Stimulation currents at subthreshold energy levels are associated with failed or inadequate seizures. Seizures which have been induced at marginal doses of energy are clearly less efficient than those with suprathreshold currents (12), especially when brief-pulse currents and unilateral electrode placements are used (13). Recent research led the two national reviews (1,2) to argue for moderately suprathreshold currents to induce seizures and to monitor seizure duration as an index of treatment efficacy. Comparisons of U.S. experience with fixed dose brief pulse currents with Scandinavian/German experience with variable dose, modified sinusoidal currents finds a greater number of treatment failures in the fixed dose methodology.

Since the definition of an adequate treatment is under active study, the prescription of a defined sequence of treatment parameters is clearly premature and prejudicial to medical practice.

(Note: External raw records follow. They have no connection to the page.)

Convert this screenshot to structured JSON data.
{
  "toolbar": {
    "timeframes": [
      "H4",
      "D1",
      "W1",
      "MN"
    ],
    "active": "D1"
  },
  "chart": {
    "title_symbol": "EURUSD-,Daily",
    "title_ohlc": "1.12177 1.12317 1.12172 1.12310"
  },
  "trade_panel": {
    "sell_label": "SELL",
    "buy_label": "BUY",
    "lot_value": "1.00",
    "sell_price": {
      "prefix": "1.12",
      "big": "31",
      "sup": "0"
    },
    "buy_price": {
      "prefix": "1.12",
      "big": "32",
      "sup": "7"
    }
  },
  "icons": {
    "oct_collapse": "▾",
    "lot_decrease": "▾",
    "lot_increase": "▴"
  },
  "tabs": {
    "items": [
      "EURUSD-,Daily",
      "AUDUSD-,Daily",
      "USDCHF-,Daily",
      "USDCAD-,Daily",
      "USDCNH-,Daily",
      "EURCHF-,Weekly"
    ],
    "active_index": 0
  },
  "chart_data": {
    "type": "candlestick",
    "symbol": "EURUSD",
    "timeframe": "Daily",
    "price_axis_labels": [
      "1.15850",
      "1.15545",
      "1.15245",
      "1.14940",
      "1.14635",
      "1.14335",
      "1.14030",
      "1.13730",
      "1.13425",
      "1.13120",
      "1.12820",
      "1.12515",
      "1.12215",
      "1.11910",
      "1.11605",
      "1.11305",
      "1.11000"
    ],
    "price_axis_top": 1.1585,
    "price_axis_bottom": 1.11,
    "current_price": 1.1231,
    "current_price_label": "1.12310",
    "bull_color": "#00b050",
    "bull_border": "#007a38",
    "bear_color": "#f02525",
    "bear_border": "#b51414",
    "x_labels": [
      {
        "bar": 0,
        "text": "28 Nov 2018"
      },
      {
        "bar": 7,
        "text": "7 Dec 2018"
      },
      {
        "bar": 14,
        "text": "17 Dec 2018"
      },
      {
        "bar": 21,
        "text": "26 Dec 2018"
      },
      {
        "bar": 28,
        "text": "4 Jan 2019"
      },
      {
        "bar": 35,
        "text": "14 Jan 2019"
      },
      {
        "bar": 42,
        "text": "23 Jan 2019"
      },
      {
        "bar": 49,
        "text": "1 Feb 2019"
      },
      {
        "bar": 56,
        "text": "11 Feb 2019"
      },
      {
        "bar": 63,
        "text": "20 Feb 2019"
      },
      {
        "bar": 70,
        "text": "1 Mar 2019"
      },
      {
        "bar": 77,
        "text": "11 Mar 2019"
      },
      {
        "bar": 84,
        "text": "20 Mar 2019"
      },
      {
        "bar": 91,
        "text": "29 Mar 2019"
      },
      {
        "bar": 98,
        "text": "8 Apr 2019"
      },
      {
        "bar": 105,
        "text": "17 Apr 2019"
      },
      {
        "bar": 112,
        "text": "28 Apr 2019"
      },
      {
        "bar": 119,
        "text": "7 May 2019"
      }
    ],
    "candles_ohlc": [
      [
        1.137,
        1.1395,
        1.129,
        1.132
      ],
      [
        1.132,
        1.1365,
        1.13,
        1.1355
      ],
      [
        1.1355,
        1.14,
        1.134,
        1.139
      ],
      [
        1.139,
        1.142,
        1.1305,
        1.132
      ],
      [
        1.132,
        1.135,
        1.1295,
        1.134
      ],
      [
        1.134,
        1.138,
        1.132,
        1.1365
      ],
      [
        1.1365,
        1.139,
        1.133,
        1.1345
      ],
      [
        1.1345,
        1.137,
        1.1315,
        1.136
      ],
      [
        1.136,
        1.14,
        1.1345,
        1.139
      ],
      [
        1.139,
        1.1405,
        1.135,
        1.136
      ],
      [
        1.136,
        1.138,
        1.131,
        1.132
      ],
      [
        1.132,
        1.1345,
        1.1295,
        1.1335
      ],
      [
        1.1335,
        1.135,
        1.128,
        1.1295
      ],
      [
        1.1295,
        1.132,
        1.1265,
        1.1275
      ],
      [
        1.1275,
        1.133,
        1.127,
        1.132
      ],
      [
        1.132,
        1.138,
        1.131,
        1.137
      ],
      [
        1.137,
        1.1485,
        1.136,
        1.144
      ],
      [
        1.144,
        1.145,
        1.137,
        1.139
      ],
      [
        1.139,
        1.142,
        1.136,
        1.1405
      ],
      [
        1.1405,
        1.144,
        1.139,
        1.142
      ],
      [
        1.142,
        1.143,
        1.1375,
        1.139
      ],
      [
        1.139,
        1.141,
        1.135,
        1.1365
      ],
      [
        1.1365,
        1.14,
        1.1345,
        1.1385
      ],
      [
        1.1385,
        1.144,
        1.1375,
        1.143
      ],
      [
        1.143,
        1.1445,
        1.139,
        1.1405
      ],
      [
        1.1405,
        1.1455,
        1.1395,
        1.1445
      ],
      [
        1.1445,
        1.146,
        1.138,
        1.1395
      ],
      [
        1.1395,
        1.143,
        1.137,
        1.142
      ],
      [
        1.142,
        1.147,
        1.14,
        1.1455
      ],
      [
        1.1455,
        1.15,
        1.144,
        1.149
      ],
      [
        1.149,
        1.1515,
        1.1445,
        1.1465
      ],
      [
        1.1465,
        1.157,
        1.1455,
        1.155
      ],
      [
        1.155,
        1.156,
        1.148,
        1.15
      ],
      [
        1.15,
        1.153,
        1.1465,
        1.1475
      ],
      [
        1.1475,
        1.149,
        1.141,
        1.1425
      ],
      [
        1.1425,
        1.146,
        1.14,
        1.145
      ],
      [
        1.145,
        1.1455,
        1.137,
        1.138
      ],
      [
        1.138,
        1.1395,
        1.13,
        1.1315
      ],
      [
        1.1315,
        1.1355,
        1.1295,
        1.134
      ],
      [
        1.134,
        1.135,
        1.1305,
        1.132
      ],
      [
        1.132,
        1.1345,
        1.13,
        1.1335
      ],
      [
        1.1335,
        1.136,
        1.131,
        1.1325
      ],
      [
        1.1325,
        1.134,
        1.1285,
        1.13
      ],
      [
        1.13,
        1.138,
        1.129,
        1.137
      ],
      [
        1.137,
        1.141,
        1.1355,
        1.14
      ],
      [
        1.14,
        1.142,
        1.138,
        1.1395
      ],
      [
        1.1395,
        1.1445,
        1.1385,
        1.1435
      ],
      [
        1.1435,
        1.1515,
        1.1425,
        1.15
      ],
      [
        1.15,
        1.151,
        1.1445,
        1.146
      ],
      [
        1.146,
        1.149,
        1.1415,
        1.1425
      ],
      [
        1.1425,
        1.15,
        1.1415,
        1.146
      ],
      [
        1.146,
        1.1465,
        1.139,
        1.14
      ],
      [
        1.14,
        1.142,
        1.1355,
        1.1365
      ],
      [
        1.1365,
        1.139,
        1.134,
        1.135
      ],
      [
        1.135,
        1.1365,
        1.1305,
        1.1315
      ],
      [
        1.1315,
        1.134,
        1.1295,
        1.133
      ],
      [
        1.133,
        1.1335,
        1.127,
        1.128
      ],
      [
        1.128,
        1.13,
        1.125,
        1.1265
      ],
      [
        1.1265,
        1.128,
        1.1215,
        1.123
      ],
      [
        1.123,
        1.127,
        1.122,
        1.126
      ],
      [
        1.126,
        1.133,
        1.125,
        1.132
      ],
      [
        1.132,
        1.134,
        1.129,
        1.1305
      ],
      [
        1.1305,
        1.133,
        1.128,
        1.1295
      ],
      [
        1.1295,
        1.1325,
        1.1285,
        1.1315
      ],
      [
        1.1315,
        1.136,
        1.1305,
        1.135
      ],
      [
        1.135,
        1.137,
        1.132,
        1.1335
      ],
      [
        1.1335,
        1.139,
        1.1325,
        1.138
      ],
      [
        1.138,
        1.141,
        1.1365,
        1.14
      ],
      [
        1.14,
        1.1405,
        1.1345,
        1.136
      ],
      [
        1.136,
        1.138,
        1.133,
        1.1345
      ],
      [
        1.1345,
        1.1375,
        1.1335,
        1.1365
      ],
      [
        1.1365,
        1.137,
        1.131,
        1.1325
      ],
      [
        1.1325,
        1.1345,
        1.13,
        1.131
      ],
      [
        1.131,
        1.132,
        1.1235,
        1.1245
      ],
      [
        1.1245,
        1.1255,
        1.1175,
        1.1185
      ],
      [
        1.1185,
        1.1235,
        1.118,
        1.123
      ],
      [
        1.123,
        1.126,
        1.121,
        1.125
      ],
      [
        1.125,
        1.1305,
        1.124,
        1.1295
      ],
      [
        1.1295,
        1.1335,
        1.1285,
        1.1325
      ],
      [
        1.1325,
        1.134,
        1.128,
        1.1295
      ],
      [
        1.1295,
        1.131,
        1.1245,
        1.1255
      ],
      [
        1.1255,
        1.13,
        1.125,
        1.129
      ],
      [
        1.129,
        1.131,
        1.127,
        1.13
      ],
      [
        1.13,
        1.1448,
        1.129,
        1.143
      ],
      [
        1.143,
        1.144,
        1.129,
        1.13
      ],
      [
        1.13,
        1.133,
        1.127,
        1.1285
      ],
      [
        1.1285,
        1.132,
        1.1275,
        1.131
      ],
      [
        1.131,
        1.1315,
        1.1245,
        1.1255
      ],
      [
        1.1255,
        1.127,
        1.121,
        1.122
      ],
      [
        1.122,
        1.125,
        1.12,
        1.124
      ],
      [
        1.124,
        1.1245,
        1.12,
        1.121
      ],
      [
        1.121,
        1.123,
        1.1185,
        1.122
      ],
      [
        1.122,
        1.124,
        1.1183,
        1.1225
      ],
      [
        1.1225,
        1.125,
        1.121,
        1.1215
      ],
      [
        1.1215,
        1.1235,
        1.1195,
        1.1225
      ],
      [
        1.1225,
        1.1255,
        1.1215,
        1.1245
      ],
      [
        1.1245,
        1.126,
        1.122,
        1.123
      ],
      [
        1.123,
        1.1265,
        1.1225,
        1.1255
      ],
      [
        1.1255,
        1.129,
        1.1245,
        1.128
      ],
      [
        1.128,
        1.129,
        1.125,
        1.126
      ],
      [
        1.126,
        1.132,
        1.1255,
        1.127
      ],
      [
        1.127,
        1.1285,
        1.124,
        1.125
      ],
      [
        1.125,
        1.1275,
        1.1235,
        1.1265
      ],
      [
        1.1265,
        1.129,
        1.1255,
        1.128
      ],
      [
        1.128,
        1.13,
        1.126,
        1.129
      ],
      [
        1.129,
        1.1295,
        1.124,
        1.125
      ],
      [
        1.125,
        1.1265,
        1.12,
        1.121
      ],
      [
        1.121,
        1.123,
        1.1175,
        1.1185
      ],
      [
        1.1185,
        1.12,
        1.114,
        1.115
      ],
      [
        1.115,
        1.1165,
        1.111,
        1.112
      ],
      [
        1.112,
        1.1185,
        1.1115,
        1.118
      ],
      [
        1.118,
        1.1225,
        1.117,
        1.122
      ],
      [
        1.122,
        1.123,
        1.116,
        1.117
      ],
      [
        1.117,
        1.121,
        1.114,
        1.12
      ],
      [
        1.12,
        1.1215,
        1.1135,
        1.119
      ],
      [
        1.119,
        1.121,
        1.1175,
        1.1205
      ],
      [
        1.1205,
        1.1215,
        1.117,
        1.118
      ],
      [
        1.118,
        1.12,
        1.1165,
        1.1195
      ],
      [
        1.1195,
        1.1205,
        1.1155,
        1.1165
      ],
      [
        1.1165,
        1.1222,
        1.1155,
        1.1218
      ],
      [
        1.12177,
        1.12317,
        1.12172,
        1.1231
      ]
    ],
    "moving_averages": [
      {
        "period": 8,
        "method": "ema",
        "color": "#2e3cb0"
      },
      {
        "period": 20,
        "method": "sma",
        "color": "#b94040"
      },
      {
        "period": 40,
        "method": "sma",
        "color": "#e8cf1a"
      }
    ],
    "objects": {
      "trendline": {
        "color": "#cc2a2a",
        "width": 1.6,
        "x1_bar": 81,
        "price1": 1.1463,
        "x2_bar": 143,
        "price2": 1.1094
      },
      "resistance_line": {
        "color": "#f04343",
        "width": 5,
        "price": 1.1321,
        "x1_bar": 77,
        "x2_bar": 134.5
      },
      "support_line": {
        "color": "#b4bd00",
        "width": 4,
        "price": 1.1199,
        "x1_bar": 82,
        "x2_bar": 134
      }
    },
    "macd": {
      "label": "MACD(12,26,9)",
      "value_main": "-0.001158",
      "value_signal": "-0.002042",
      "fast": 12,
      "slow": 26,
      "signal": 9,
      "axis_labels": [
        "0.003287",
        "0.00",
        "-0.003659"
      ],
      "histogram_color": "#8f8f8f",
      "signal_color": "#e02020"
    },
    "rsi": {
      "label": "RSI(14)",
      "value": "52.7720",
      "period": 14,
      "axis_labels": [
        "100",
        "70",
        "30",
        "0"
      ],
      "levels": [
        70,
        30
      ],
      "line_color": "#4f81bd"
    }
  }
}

I commend the FDA in seeking to clarify the status of ECT devices, and I urge the agency to simplify the classification and labelling requirements by assigning these devices to Class II. The labelling should be consistent with more than half a century of experience and research, and must include a wider range of endogenous psychiatric illnesses, including the affective illnesses of severe depression and mania, catatonic schizophrenia, and the special syndrome of primary and secondary catatonia.

But the agency should resist interfering in medical practice by seeking to define the technical details of electrode placement, energy level, and current type and dose, leaving these details to the continuing developments of the profession and departures from prevailing practice to case law.

I have been a licensed physician since 1945; certified in neurology in 1952, in psychiatry in 1954, and in psychoanalysis in 1953. I have been a practitioner of ECT since 1952; a researcher in ECT since 1954 with more than 200 publications in convulsive therapy; editor (with Seymour Kety and James McGaugh) of the volume Psychobiology of Convulsive Therapy (Winston/Wiley, New York, 1974); author of the textbook Convulsive Therapy: Theory and Practice (Raven Press, New York, 1979); and Editor-in-Chief of Convulsive Therapy, a quarterly scientific journal published by Raven Press, since its inception in 1985. I have been a Professor of Psychiatry at various medical schools since 1962.

Sincerely yours,

Max Fink, M.D. Professor of Psychiatry

Citations:

1. Royal College of Psychiatrists. The Practical Administration of Electroconvulsive Therapy (ECT). Gaskell, London, 30 pp., 1989.

2. American Psychiatric Association. The Practice of ECT: Recommendations for Treatment. Training and Privileging. American Psychiatric Press, Washington, D.C., 1990.

3. Avery, D. and Lubrano, A.: Depression treated with imipramine and ECT: the DeCarolis study reconsidered. Am. J. Psychiatry 136: 559-62, 1979.

Kantor, S.J. and Glassman, A.H.: Delusional depressions: natural history and response to treatment. Br. J. Psychiatry 131: 351-60, 1977.

Kroessler, D.: Relative efficacy rates for therapies of delusional depression. Convulsive Ther. 1:173-182,1985.

4. Milstein, V., Small, J.G., Klapper, M.H., Small, I.F., and Kellams, J.J.: Uni-versus bilateral ECT in the treatment of mania. Convulsive Ther. 3: 1-9, 1987.

Mukherjee, S., Sackeim, H.A., Lee, C., Prohovnik, I., and Warmflash, V.: ECT in treatment resistant mania. In; C. Shagass et al. (Eds.): Biological Psychiatry 1985. Elsevier, New York, 732-4, 1986.

Berman, E. and Wolpert, E.A.: Intractable manic-depressive psychosis with rapid cycling in an 18-year-old woman successfully treated with electroconvulsive therapy. J.N.M.D. 175: 236-239,1987.